А потом заиграл оркестр, поднялся громадный занавес и началось что-то очень странное: все нормальные люди пели. Мы поняли все, что происходило на сценестарый человек – помещик Дубровский был разорен богатым помещиком Троекуровым. Так бывало при капитализме. Старик очень переживал и умер. А его сын узнав об этом, стал предводителем разбойников и решил нападать на плохих, богатых людей. А сам он притворился французом и придумал себе смешную фамилию Дефорж и с этой фамилией нанялся учителем к дочке Троекурова по имени Маша. И он полюбил эту Машу, то есть хотел на ней жениться. В общем чего это я вам буду рассказывать! Вы все, наверно читали про это у Пушкина. Это все очень интересно: и про разбойников, и как они подожгли дом, и как Дубровский ограбил Антона Пафнутьевича, а тот говорил: "Я не могу дормир в потемках". Но странно то, что все они не говорили, а пели. Даже "пожалуйста" и "спасибо" ну каждое слово. И это, оказывается, и называется "опера".
Но в общем это нам все понравилось. Особенно мне.
А на другой день у нас был урок русского языка и Мария Германовна вызвала меня.
– Поляков, – сказала она, – что такое подлежащее?
И я запел:
– "Вы меня спросили, что такое под-лежа-щее?
Я отвечаю вам!"
– Ты что, с ума сошел? – спросила Мария Германовна.
– "Нет, нет, – запел я. – Я просто отвечаю на вопрос".
– Что с ним такое? – спросила Мария Германовна, обращаясь к классу.
И встал из-за парты Шура Навяжский и тоненьким голосочком пропел:
– "Он вчера в опере был – вот в чем дело".
И все мальчишки хором поддержали его: "Да, да, да, да!"
– Ну так вот что, – сказала Мария Германовна, – здесь у нас школа, а не опера. Прошу всех певцов выйти из класса.
И восемь человек покинули класс.
Следующие уроки у нас проходили, как драматические спектакли: мы отвечали на вопросы, и никто не пел.
ОТЕЦ МОЕГО ДРУГА
Папы и мамы были в школе не редкими гостями.
Они бывали у нас на родительских собраниях, на школьных вечерах, концертах, на заседаниях родительского комитета, а нередко переминались с ноги на ногу в учительской, куда были вызваны по вопросу о поведении своего сына или дочери.
Одни стояли перед педагогом, как будто это они провинились, моргали испуганными глазами или смущенно сморкались, прикрывая платком глаза.
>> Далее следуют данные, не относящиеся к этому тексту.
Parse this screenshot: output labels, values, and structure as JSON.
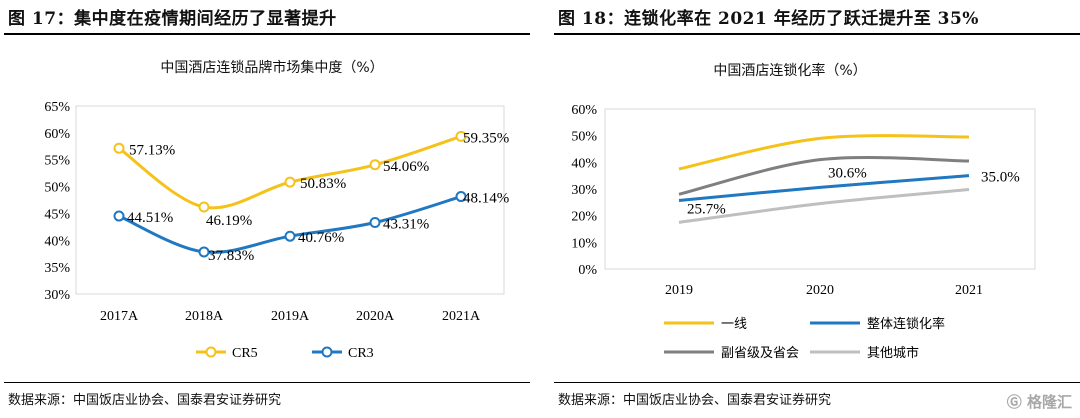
{
  "left_figure": {
    "figure_title": "图 17：集中度在疫情期间经历了显著提升",
    "source": "数据来源：中国饭店业协会、国泰君安证券研究"
  },
  "right_figure": {
    "figure_title": "图 18：连锁化率在 2021 年经历了跃迁提升至 35%",
    "source": "数据来源：中国饭店业协会、国泰君安证券研究"
  },
  "watermark": "格隆汇",
  "chart_data": [
    {
      "type": "line",
      "title": "中国酒店连锁品牌市场集中度（%）",
      "categories": [
        "2017A",
        "2018A",
        "2019A",
        "2020A",
        "2021A"
      ],
      "y_ticks": [
        "30%",
        "35%",
        "40%",
        "45%",
        "50%",
        "55%",
        "60%",
        "65%"
      ],
      "ylim": [
        30,
        65
      ],
      "grid": false,
      "legend_position": "bottom",
      "series": [
        {
          "name": "CR5",
          "color": "#F5C21A",
          "values": [
            57.13,
            46.19,
            50.83,
            54.06,
            59.35
          ],
          "labels": [
            "57.13%",
            "46.19%",
            "50.83%",
            "54.06%",
            "59.35%"
          ]
        },
        {
          "name": "CR3",
          "color": "#1F78C1",
          "values": [
            44.51,
            37.83,
            40.76,
            43.31,
            48.14
          ],
          "labels": [
            "44.51%",
            "37.83%",
            "40.76%",
            "43.31%",
            "48.14%"
          ]
        }
      ]
    },
    {
      "type": "line",
      "title": "中国酒店连锁化率（%）",
      "categories": [
        "2019",
        "2020",
        "2021"
      ],
      "y_ticks": [
        "0%",
        "10%",
        "20%",
        "30%",
        "40%",
        "50%",
        "60%"
      ],
      "ylim": [
        0,
        60
      ],
      "grid": false,
      "legend_position": "bottom",
      "series": [
        {
          "name": "一线",
          "color": "#F5C21A",
          "values": [
            37.5,
            49.0,
            49.5
          ],
          "labels": []
        },
        {
          "name": "整体连锁化率",
          "color": "#1F78C1",
          "values": [
            25.7,
            30.6,
            35.0
          ],
          "labels": [
            "25.7%",
            "30.6%",
            "35.0%"
          ]
        },
        {
          "name": "副省级及省会",
          "color": "#7F7F7F",
          "values": [
            28.0,
            41.0,
            40.5
          ],
          "labels": []
        },
        {
          "name": "其他城市",
          "color": "#BFBFBF",
          "values": [
            17.5,
            24.5,
            29.8
          ],
          "labels": []
        }
      ]
    }
  ]
}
Другие__ Удивленно взирали на педагога и разводили руками:
Не знаю. Мой Леня дома вежливый, скромный мальчик. Не представляю себе, чтобы он пытался взорвать учительницу. Тут явно какая-то ошибка.
Бывало и что мамы плакали.
Мы, конечно, знали всех родителей. Но они нас не очень волновали.
Волновал нас один папа. Это был отец Бобки__профессор Рабинович. Известнейший врач одной из лучших ленинградских клиник.